Kopf
Der Oberste Gerichtshof hat am 8.April 1986 durch den Vizepräsidenten des Obersten Gerichtshofes Dr. Piska als Vorsitzenden und durch die Hofräte des Obersten Gerichtshofes Dr. Kießwetter, Dr. Walenta, Dr. Schneider (Berichterstatter) und Dr. Felzmann als weitere Richter, in Gegenwart des Richteramtsanwärters Dr. Breycha als Schriftführers, in der Strafsache gegen Karl P*** wegen des Verbrechens des schweren Diebstahls durch Einbruch nach den §§ 127 Abs. 1 und Abs. 2 Z. 3, 128 Abs. 1 Z. 4, 129 Z. 1 StGB und einer anderen strafbaren Handlung über die Nichtigkeitsbeschwerde und die Berufung des Angeklagten gegen das Urteil des Landesgerichtes für Strafsachen Wien als Schöffengerichtes vom 17.Oktober 1985, GZ. 9 a Vr 13.807/84-28, nach öffentlicher Verhandlung in Anwesenheit des Vertreters des Generalprokurators, Ersten Generalanwaltes Dr. Nurscher, und des Verteidigers Dr. Klein, jedoch in Abwesenheit des Angeklagten zu Recht erkannt:
Spruch
Die Nichtigkeitsbeschwerde wird verworfen.
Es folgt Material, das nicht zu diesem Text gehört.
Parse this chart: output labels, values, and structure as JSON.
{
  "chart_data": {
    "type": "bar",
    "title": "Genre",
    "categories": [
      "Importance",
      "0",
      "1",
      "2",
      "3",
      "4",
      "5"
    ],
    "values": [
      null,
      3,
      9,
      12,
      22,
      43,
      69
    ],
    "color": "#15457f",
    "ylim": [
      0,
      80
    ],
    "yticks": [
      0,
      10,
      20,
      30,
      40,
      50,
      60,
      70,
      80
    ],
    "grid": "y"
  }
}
Gemäß dem § 290 Abs. 1 StPO wird das erstgerichtliche Urteil dahin ergänzt, daß dem Angeklagten gemäß dem § 38 Abs. 1 Z. 1 StGB auch die am 6.Dezember 1984 von 2,40 Uhr bis 13,30 Uhr erlittene verwaltungsbehördliche Verwahrungshaft auf die Strafe angerechnet wird.
Der Berufung wird dahin Folge gegeben, daß die über den Angeklagten verhängte Freiheitsstrafe auf 1 (ein) Jahr und 10 (zehn) Tage herabgesetzt wird.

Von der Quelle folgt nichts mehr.